"Long Swamp: Life in the Etowah River Valley," a traveling exhibition showcasing an American Indian archaeological site in Northwest Georgia, has arrived at Sowela Technical Community College's Lake Charles campus.

The exhibit will be open free to the public 9 a.m,-8 p.m. weekdays through Dec. 6 in the Arts and Humanities building. An opening reception featuring tribal basketry, beadwork and artisan demonstrations will be held 10 a.m.-1 p.m. Friday, May 3.

The exhibition recreates a true visual experience of the pre-contact Indian community in the Etowah River Valley in Northwest Georgia, where the northern banks of the river meet Long Swamp Creek.

Developing many thousand years ago and continuing through to the Mississippian Period (1000 AD – 1550 AD), the pre-contact Indian community had ingeniously established a village with homes, a palisade, and earthen mound.

Visitors to Long Swamp will explore the stories of ‘Life in the Etowah River Valley' through a series of 14 panels, each revealing a specific theme, over 80 artifacts and modern reproductions, as well as an interactive digital component showcasing videos, digital artifacts and other multimedia elements.

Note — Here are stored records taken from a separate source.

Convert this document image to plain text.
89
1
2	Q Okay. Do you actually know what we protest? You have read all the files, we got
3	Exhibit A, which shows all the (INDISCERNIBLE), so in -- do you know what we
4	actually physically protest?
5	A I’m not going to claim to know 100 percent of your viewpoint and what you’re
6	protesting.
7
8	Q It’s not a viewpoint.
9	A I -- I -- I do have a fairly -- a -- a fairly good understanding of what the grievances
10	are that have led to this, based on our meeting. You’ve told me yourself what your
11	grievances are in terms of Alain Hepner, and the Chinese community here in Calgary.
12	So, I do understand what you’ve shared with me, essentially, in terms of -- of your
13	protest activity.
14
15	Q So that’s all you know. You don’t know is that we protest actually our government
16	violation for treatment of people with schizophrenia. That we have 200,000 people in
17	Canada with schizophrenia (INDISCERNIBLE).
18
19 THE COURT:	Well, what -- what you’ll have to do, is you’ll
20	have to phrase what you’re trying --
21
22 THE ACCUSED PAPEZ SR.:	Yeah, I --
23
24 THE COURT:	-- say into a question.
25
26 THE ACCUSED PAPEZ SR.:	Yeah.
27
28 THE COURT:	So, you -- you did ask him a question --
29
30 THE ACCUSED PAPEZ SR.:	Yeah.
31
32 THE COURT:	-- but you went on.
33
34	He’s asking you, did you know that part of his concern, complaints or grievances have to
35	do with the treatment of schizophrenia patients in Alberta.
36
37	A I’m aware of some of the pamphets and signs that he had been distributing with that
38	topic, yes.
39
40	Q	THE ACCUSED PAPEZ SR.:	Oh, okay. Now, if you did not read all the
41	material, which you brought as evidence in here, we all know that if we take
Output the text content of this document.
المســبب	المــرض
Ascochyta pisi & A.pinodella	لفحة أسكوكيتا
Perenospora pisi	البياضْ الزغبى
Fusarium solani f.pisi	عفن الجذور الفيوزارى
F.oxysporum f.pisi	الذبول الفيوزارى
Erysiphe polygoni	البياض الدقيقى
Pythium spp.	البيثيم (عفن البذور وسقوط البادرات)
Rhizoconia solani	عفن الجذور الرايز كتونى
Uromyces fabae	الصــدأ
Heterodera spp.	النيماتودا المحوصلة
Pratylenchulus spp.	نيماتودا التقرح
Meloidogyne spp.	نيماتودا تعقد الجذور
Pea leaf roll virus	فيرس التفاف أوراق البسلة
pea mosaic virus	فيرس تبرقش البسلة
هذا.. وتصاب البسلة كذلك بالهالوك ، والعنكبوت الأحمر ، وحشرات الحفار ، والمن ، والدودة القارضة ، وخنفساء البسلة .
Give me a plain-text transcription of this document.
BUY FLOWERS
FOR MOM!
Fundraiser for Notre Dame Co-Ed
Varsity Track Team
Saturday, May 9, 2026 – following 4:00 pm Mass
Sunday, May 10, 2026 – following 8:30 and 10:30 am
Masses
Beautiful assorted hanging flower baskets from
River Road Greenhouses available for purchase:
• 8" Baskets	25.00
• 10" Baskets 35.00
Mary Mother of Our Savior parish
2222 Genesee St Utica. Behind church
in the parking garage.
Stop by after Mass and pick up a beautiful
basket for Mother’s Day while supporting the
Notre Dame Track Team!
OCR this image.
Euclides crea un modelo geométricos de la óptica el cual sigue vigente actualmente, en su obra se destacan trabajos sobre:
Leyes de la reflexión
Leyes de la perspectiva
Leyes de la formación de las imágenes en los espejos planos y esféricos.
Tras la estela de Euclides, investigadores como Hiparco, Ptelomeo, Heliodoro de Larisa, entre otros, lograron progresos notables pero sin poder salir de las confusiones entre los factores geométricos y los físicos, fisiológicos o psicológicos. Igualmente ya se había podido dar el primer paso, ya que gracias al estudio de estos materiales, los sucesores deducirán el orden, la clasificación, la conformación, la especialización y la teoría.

Working cooperatively with all of the modern tribes who once lived in Georgia, The Long Swamp exhibition also provides information about present-day tribal communities who share ancestral links to this community and the state of Georgia. The tribes' stories of community, survival, human ingenuity and cultural continuity are told through archaeological records, historic documentation and cultural knowledge and traditions.

The exhibition also features artwork from the Coushatta Tribe of Louisiana community.